Hump Day Kick Start – Skin, Bubbles, Tux Edition

Hump Day Kick Start – for your muse, a writing picture prompt, or just a visual treat.

champagne

 

What a great pic to unleash your imagination upon. Champagne. Sexy guy in a tux. Is she even wearing clothes?

So, what’s going on with today’s prompt? Who are they?  What are they celebrating? Are they celebrating? Why the dazed look upon his face? Did he just win a prestigious award? Did they just pull off a casino heist? Is she hired help? Or a puppet-master? Hmm… Puppet-master…I like that…

You tell me. Love to hear your take. Bring it!

11 Responses to Hump Day Kick Start – Skin, Bubbles, Tux Edition

  1. I’m distracted by the chair stripe visual.

  2. jbrayweber says:

    The eye just goes straight to it, doesn’t it, Kristen?

  3. Sarah Andre says:

    Oh it’s on, Babe.
    I know exactly why he’s looking at you like that! Be back.

  4. jbrayweber says:

    *giggles with anticipation*

  5. Sarah Andre says:

    This is Vito Totale. He doesn’t know the beautiful, strapless-gowned woman behind him. Doesn’t care to know her. Why? Because his eyes are focused mercilessly on you. The woman who broke his heart.

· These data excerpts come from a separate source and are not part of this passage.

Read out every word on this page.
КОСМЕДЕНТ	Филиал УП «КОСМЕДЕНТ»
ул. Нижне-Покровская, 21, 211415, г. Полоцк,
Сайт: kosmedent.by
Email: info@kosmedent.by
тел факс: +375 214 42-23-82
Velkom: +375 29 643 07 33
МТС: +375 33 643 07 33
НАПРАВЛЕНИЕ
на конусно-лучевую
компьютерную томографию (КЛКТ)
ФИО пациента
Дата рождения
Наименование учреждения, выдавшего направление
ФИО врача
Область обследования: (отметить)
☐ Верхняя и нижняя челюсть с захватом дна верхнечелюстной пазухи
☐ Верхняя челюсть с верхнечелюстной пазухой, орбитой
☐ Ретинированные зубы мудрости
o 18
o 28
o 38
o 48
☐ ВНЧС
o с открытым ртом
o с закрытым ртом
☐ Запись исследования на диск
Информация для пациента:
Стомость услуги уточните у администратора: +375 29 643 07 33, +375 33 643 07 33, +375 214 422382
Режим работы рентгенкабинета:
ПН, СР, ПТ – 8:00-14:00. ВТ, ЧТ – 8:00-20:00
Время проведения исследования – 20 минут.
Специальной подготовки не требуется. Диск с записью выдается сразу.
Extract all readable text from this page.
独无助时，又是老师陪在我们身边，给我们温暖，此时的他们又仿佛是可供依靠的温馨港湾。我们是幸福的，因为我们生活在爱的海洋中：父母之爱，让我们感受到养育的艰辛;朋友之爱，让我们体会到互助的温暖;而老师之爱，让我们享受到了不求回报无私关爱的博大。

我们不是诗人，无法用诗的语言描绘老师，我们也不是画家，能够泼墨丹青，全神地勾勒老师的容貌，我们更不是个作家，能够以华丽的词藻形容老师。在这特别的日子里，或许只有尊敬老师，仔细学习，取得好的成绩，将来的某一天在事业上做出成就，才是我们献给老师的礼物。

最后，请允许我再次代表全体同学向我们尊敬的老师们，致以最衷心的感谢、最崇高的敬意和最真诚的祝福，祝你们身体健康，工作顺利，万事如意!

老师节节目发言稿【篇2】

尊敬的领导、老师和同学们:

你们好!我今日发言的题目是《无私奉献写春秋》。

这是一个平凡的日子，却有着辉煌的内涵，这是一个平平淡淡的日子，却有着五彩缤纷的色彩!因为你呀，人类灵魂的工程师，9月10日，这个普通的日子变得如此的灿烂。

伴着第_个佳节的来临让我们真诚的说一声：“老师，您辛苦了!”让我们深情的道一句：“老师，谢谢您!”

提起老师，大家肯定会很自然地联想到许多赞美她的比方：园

    Even though he admits he’s a playa and that most of those outrageous rumors of his sexual trysts are true, he let down his guard years ago to one woman. An intriguing, refreshing woman who saw past his outer image and crawled right underneath his skin.

    You’ve been glued to his heart ever since, and the ease with which you brushed him off and went about your life has left him psychologically staggering.

    He hasn’t seen you in awhile and was pretty sure he’d gotten his act together and moved on with his playboy life. Tonight he attends another tedious, glitzy party, regretting doing so the second he walks in. Grabbing a glass of champagne off a tray he sits in an uncomfortable chair and scans the room. Is there a fresh face here? A woman who won’t bore him incessantly talking about herself or robotically checking her texts like her life is so important?

    Instead his eyes land on you, slipping off the full length white fur and laughing at something the hostess says. He feels his heart stutter inside his chest and downs the champagne in one gulp. Within seconds the woman is behind him pouring him another glass, just as YOUR eyes connect with his.

    He hopes the soul crushing ache he feels is absent from his face. With all his willpower he adopts an his expression that is hard and indifferent. Knowing by the lovelies attending tonight he’s sure the woman behind him with her cloying perfume and her bold hand on his shoulder is a beauty. So he looks at you like ‘see what you’re missing? I’ve moved on too.”

    But you, who always saw past the façade, look into his eyes and it’s all there. Pure anguish.

    You turn away. Because inside you still adore him, but cannot go through the pain yourself again. Sometimes two passionate people were not meant to be together you tell yourself.

  6. jbrayweber says:

    >>>Sometimes two passionate people were not meant to be together you tell yourself.<<< I really wish I'd stop telling myself that. I have a very high tolerance for pain. 😉

    This is a masterpiece, Sarah. Always a fun time with you!

  7. Will Graham says:

    “Mrs. Peel, we’re needed!” for the New Millennium!

  8. jbrayweber says:

    HAHA! Only you, William would come up with that. Only you. 😀

  9. jeff7salter says:

    Well, I disagree with Sarah on this one.
    This gorgeous woman with the luxury champagne is actually NUDE — which is why shes hiding behind Rupert and won’t let him turn around to gaze upon her undraped beauty.
    But Rupert was not content to be denied this lovely view. After twisting and turning so much that Andrea had to literally hold down his left shoulder, Rupert sat, stony still, his face frozen, and said, “by the time you finish pouring that flute, I’ll be off this chair and all over you, babe.”
    Andrea smiled.
    She knew she could pour slowly…
    or all at once!

  10. jbrayweber says:

    Niiiice, Jeff. Are you sure you’re not Rupert?